Sunday 28 October, 4pm: Just off the train. Straight into the Metropole.  Straight out again. The place is packed to the doors. Plenty of music going on but you can’t hear any of it over the noise of “the cráic”. So down the street to Gallagher’s pub where we discover festival artist-in-residence Paul Dunlea leading a hard-driving sextet composed of himself on trombone, two tenors and rhythm section. They roar into ‘Secret Love’. They’re shouting it from the highest hills, all right. 

We’ve come to Cork for the Festival’s not-to-be missed performance by the Maria Schneider Orchestra at the City Hall. In fact, Paul Dunlea made the acquaintance of the great composer and orchestra leader earlier in the day. He tells me later, “I took her to Kinsale for a bowl of soup. She’s great.” 

It’s Schneider’s first time in Ireland and a real feather in the cap of the new Festival director Sinéad Dunphy. This is an outfit studded with some of the finest soloists in today’s jazz – like Rich Perry, Ben Monder, Brandon Lee, Scott Robinson and Donny McCaslin. 

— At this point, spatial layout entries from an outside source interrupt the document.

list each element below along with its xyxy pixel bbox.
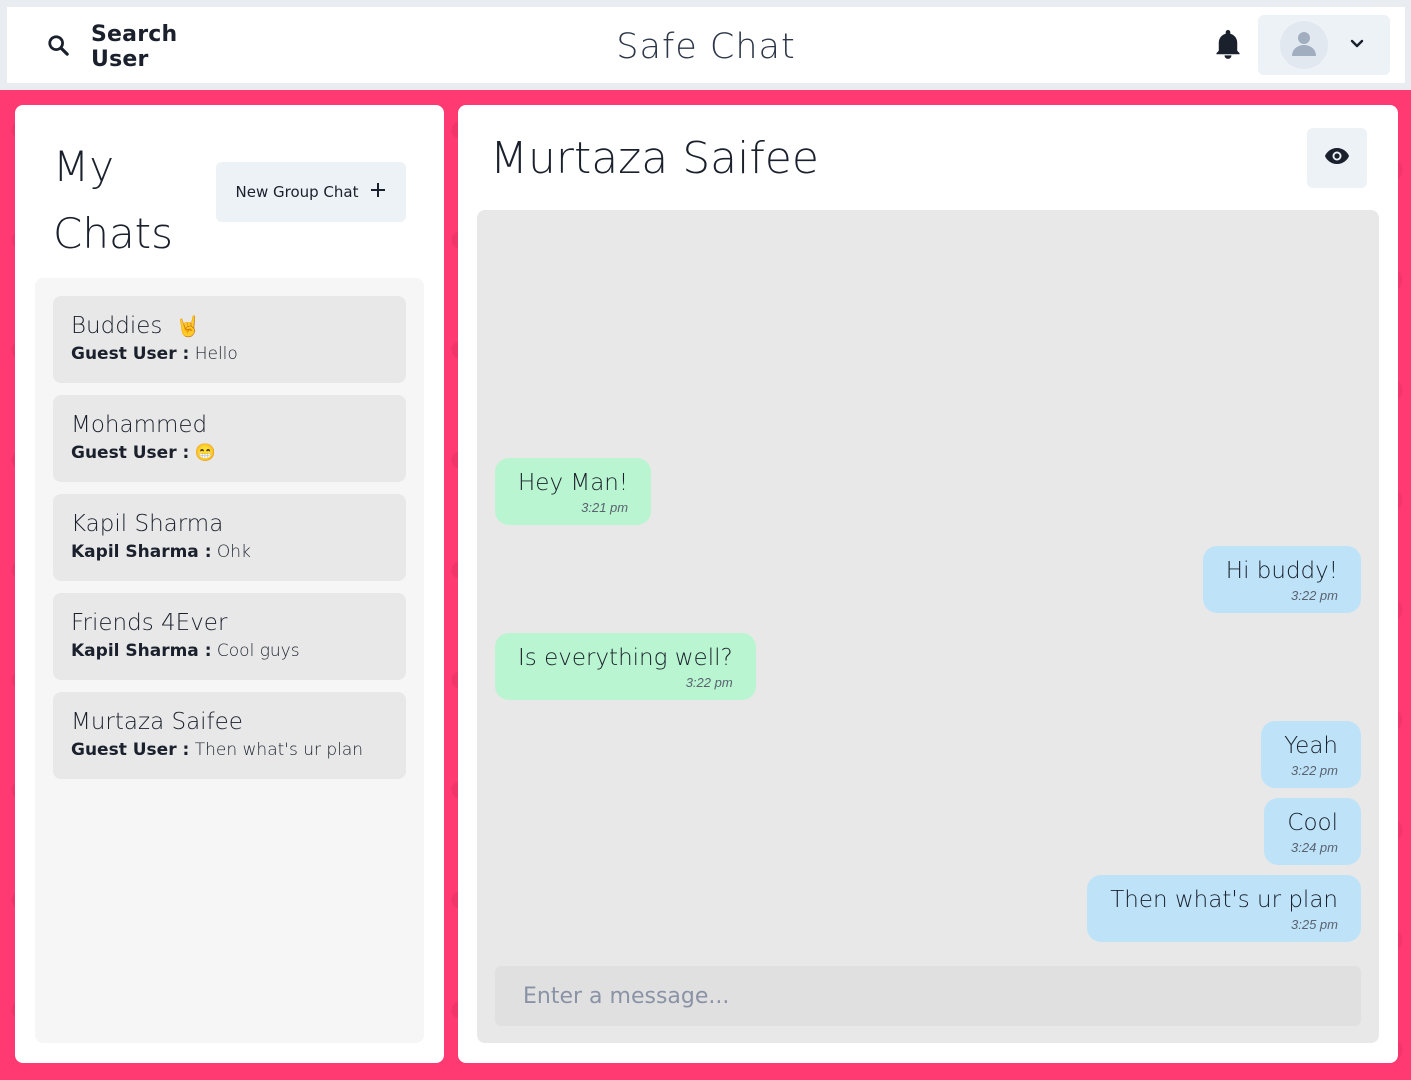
chat-name: Buddies 🤘 xyxy=(71,313,201,339)
my-chats-title-line1: My xyxy=(53,142,115,191)
message-input[interactable] xyxy=(495,966,1361,1026)
message-text: Then what's ur plan xyxy=(1110,887,1338,913)
message-time: 3:21 pm xyxy=(581,500,629,515)
profile-menu-button[interactable] xyxy=(1258,15,1390,75)
message-text: Cool xyxy=(1287,810,1338,836)
chat-name: Kapil Sharma xyxy=(71,511,224,537)
chat-preview-text: Then what's ur plan xyxy=(194,740,364,760)
chevron-down-icon xyxy=(1350,36,1364,54)
message-text: Yeah xyxy=(1284,733,1338,759)
notification-button[interactable] xyxy=(1210,29,1246,65)
chat-name: Mohammed xyxy=(71,412,208,438)
message-time: 3:25 pm xyxy=(1291,917,1338,932)
message-bubble-sent: Yeah 3:22 pm xyxy=(1261,721,1361,788)
chat-preview: Guest User : Hello xyxy=(71,342,388,366)
message-bubble-received: Is everything well? 3:22 pm xyxy=(495,633,756,700)
chat-preview-sender: Guest User : xyxy=(71,740,190,760)
message-text: Hi buddy! xyxy=(1225,558,1338,584)
chat-item[interactable]: Murtaza Saifee Guest User : Then what's … xyxy=(53,692,406,779)
chat-preview-text: Ohk xyxy=(216,542,251,562)
eye-icon xyxy=(1324,147,1350,170)
chat-preview-sender: Kapil Sharma : xyxy=(71,542,212,562)
message-time: 3:22 pm xyxy=(1291,588,1338,603)
view-profile-button[interactable] xyxy=(1307,128,1367,188)
app-title: Safe Chat xyxy=(616,27,796,67)
conversation-title: Murtaza Saifee xyxy=(490,133,819,184)
new-group-chat-button[interactable]: New Group Chat xyxy=(216,162,406,222)
message-bubble-sent: Cool 3:24 pm xyxy=(1264,798,1361,865)
message-bubble-received: Hey Man! 3:21 pm xyxy=(495,458,652,525)
message-time: 3:22 pm xyxy=(685,675,733,690)
chat-item[interactable]: Friends 4Ever Kapil Sharma : Cool guys xyxy=(53,593,406,680)
message-time: 3:24 pm xyxy=(1291,840,1338,855)
chat-preview-sender: Guest User : xyxy=(71,344,190,364)
user-avatar-icon xyxy=(1289,28,1319,63)
rock-hand-emoji: 🤘 xyxy=(175,314,201,338)
conversation-panel: Murtaza Saifee Hey Man! 3:21 pm Hi buddy… xyxy=(458,105,1398,1063)
avatar xyxy=(1280,21,1328,69)
chat-name: Murtaza Saifee xyxy=(71,709,243,735)
my-chats-title: My Chats xyxy=(53,133,203,267)
chat-preview-text: 😁 xyxy=(194,443,216,463)
my-chats-panel: My Chats New Group Chat Buddies 🤘 Guest … xyxy=(15,105,444,1063)
chat-item[interactable]: Mohammed Guest User : 😁 xyxy=(53,395,406,482)
chat-preview-text: Cool guys xyxy=(216,641,300,661)
messages-area: Hey Man! 3:21 pm Hi buddy! 3:22 pm Is ev… xyxy=(477,210,1379,1043)
top-bar-inner: Search User Safe Chat xyxy=(7,7,1405,83)
chat-preview: Kapil Sharma : Cool guys xyxy=(71,639,388,663)
message-time: 3:22 pm xyxy=(1291,763,1338,778)
message-bubble-sent: Then what's ur plan 3:25 pm xyxy=(1087,875,1361,942)
new-group-chat-label: New Group Chat xyxy=(235,183,359,201)
chat-preview: Guest User : 😁 xyxy=(71,441,388,465)
message-bubble-sent: Hi buddy! 3:22 pm xyxy=(1202,546,1361,613)
message-text: Hey Man! xyxy=(518,470,629,496)
bell-icon xyxy=(1214,29,1242,65)
message-text: Is everything well? xyxy=(518,645,733,671)
chat-item[interactable]: Kapil Sharma Kapil Sharma : Ohk xyxy=(53,494,406,581)
my-chats-title-line2: Chats xyxy=(53,209,174,258)
chat-preview-sender: Kapil Sharma : xyxy=(71,641,212,661)
chat-preview-sender: Guest User : xyxy=(71,443,190,463)
chat-preview: Kapil Sharma : Ohk xyxy=(71,540,388,564)
top-bar: Search User Safe Chat xyxy=(0,0,1411,90)
chat-name: Friends 4Ever xyxy=(71,610,228,636)
chat-item[interactable]: Buddies 🤘 Guest User : Hello xyxy=(53,296,406,383)
chat-preview-text: Hello xyxy=(194,344,238,364)
chat-list: Buddies 🤘 Guest User : Hello Mohammed Gu… xyxy=(35,278,424,1043)
plus-icon xyxy=(370,182,386,202)
chat-preview: Guest User : Then what's ur plan xyxy=(71,738,388,762)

There have been mutterings about duff sound at the City Hall for some previous acts but there can be no complaints on this occasion. The auditorium fills up with the great burnished sweep of Schneider’s music but it also carries the delicacy of some of the quieter moments. 

The evening begins with a blistering ‘That Old Black Magic,’ featuring Rich Perry on tenor, but it is the uniquely American grandeur of The Thompson Fields, the masterpiece album which evokes the vast landscapes of her Minnesota upbringing, that people have come to hear. And they are not disappointed.

There is also new, as yet unrecorded, material for which Schneider provides helpful explanations.  She is fearful of the perils of the information age. One piece is apparently named after the motto of Google, ‘Don’t be Evil,’ which she says is “setting the bar a bit low.” It’s doom-laden, a bit Halloweeny-scary, and there is a similar sense of menace in ‘Data Lords’ later in the programme. 

Also memorable — Donny McCaslin front and centre for an extended solo on the exotic ‘Birds of Paradise’ with Scott Robinson exploring the outer limits of the baritone. And it’s this inventive use of instrumentation that adds unique seasoning to Schneider’s sound. There’s an accordion in this orchestra, for heaven’s sake, and when did you last see a saxophone section suddenly become four flutes and a clarinet? 

But our night is not over. Next it’s off to the Opera House, via a few watering holes, where Sachal Vasandani and his trio are doing a midnight show in the Green Room. Actually, it turns out to be a quarter-to-one show because of various hiccups but it doesn’t matter. It was worth waiting for. 

The trio is Taylor Eigsti (keyboards various), Josh Ginsburg (bass) and Jeremy Dutton (drums). And surprise, surprise – Paul Dunlea is sitting in as well. In fact, he will also be guesting with Sachal’s big band in New York in a few weeks. 

Vasandani is a terrific singer, post-Elling, you might say. There are novel approaches to standards like ‘I Love Paris,’ ‘I Concentrate on You’ and ‘Unforgettable,’ but there is also an Abbey Lincoln song, ‘Throw It Away,’ and an interpretation of the Bill Evans composition ‘Very Early.’